Title:Signal Transduction Abnormalities in Suicide: Focus on Phosphoinositide Signaling System
Volume: 12
Issue: 7
Author(s): Ghanshyam N. Pandey
Affiliation:
Keywords:
Brain-derived neurotrophic factor, cyclic AMP response element binding protein, 5-hydroxytryptamine2A receptor,
phosphoinosited signaling, protein kinase A, protein kinase C, postmortem brain, suicide.
Abstract: Suicide is a major public health concern and each year about one million people die by suicide worldwide.

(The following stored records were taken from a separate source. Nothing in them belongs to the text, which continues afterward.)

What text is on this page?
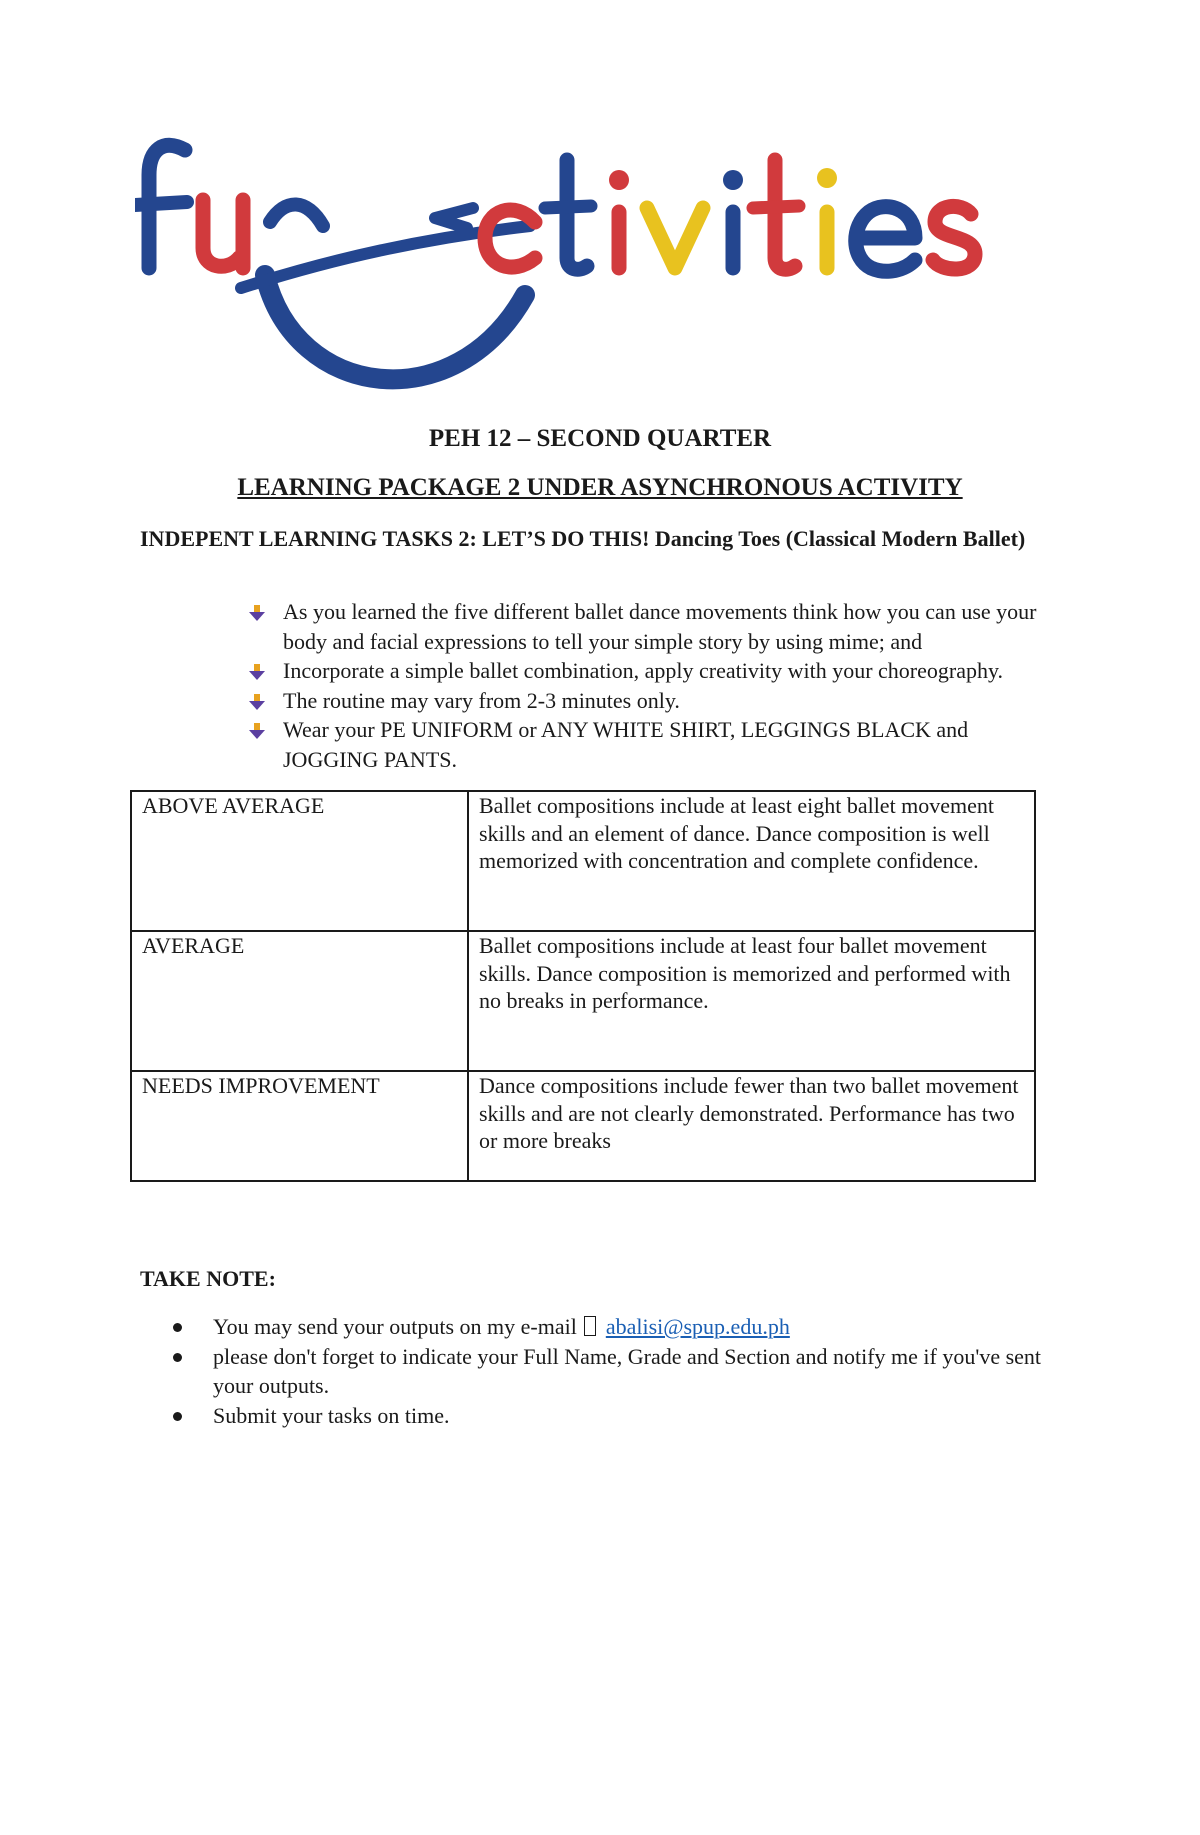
PEH 12 – SECOND QUARTER
LEARNING PACKAGE 2 UNDER ASYNCHRONOUS ACTIVITY
INDEPENT LEARNING TASKS 2: LET’S DO THIS! Dancing Toes (Classical Modern Ballet)
As you learned the five different ballet dance movements think how you can use your body and facial expressions to tell your simple story by using mime; and
Incorporate a simple ballet combination, apply creativity with your choreography.
The routine may vary from 2-3 minutes only.
Wear your PE UNIFORM or ANY WHITE SHIRT, LEGGINGS BLACK and JOGGING PANTS.
ABOVE AVERAGE	Ballet compositions include at least eight ballet movement skills and an element of dance. Dance composition is well memorized with concentration and complete confidence.
AVERAGE	Ballet compositions include at least four ballet movement skills. Dance composition is memorized and performed with no breaks in performance.
NEEDS IMPROVEMENT	Dance compositions include fewer than two ballet movement skills and are not clearly demonstrated. Performance has two or more breaks
TAKE NOTE:
You may send your outputs on my e-mail abalisi@spup.edu.ph
please don't forget to indicate your Full Name, Grade and Section and notify me if you've sent your outputs.
Submit your tasks on time.
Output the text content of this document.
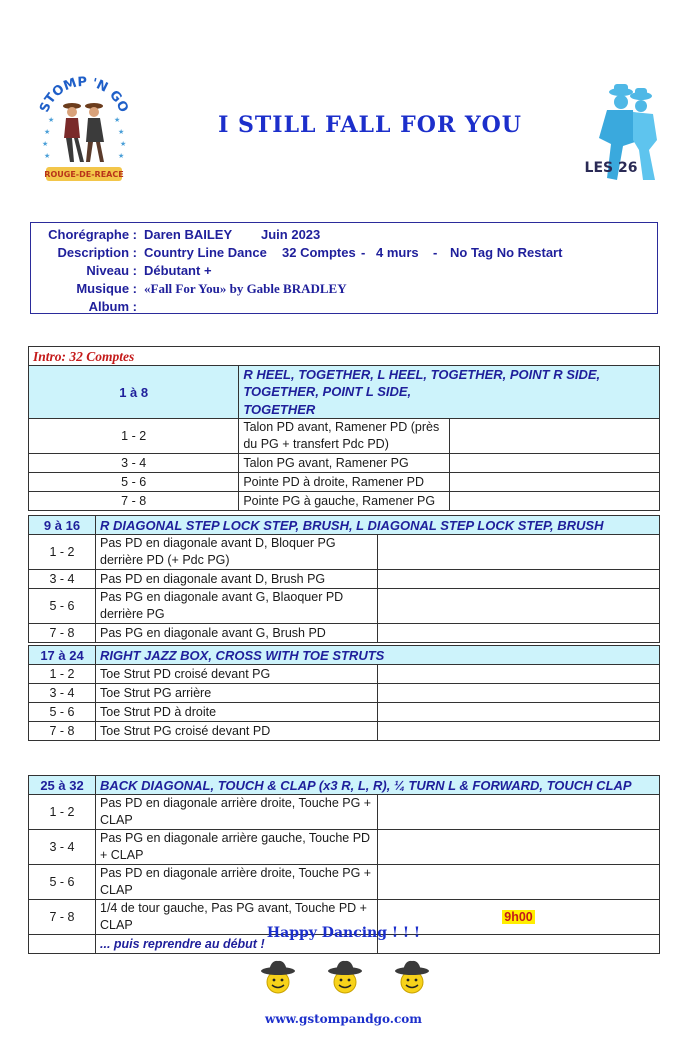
STOMP 'N GO
★
★
★
★
★
★
★	★
ROUGE-DE-REACE
I STILL FALL FOR YOU
LES 26
Chorégraphe : Daren BAILEY Juin 2023
Description : Country Line Dance 32 Comptes - 4 murs - No Tag No Restart
Niveau : Débutant +
Musique : «Fall For You» by Gable BRADLEY
Album :
Intro: 32 Comptes		
1 à 8	R HEEL, TOGETHER, L HEEL, TOGETHER, POINT R SIDE, TOGETHER, POINT L SIDE,	
	TOGETHER	
1 - 2	Talon PD avant, Ramener PD (près du PG + transfert Pdc PD)	
3 - 4	Talon PG avant, Ramener PG	
5 - 6	Pointe PD à droite, Ramener PD	
7 - 8	Pointe PG à gauche, Ramener PG	
9 à 16	R DIAGONAL STEP LOCK STEP, BRUSH, L DIAGONAL STEP LOCK STEP, BRUSH	
1 - 2	Pas PD en diagonale avant D, Bloquer PG derrière PD (+ Pdc PG)	
3 - 4	Pas PD en diagonale avant D, Brush PG	
5 - 6	Pas PG en diagonale avant G, Blaoquer PD derrière PG	
7 - 8	Pas PG en diagonale avant G, Brush PD	
17 à 24	RIGHT JAZZ BOX, CROSS WITH TOE STRUTS	
1 - 2	Toe Strut PD croisé devant PG	
3 - 4	Toe Strut PG arrière	
5 - 6	Toe Strut PD à droite	
7 - 8	Toe Strut PG croisé devant PD	
25 à 32	BACK DIAGONAL, TOUCH & CLAP (x3 R, L, R), ¼ TURN L & FORWARD, TOUCH CLAP	
1 - 2	Pas PD en diagonale arrière droite, Touche PG + CLAP	
3 - 4	Pas PG en diagonale arrière gauche, Touche PD + CLAP	
5 - 6	Pas PD en diagonale arrière droite, Touche PG + CLAP	
7 - 8	1/4 de tour gauche, Pas PG avant, Touche PD + CLAP	9h00
	... puis reprendre au début !	
Happy Dancing ! ! !
www.gstompandgo.com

Recent studies suggest that suicide may be associated with specific neurobiological abnormalities. Earlier studies of
neurobiology of suicide focused on abnormalities of the serotonergic mechanism. These studies suggested that some
serotonin receptor subtypes may be abnormal in the postmortem brain of suicide victims. Since these receptors are linked
to signal transduction pathways, abnormalities of signaling mechanisms have been recently studied in the postmortem
brain of suicide victims. Of particular interest is the 5-hydroxytryptamine2A receptor-linked phosphoinositide signaling
system. Several studies have focused on the abnormalities on the component of this signaling system and these studies
suggest the abnormalities of G proteins, the effectors phospholipase C and the second or the third messenger systems,
such as protein kinase A. Further studies revealed abnormalities in the downstream transcription factors such as the cyclic
AMP response element binding protein and some of the targeted genes of these transcription factors. The most important
gene in this aspect which has been studied in the suicide is the brain-derived neurotrophic factor. Here we critically review
the studies focusing on these components of the phosphoinositide signaling system in the postmortem brain of both adult
and teenage suicide victims. These studies provide a better understanding of the signal transduction abnormalities in
suicide focusing on the phosphoinositide signaling pathway. These studies may lead to new therapeutic agents targeting
specific sites in this signaling cascade.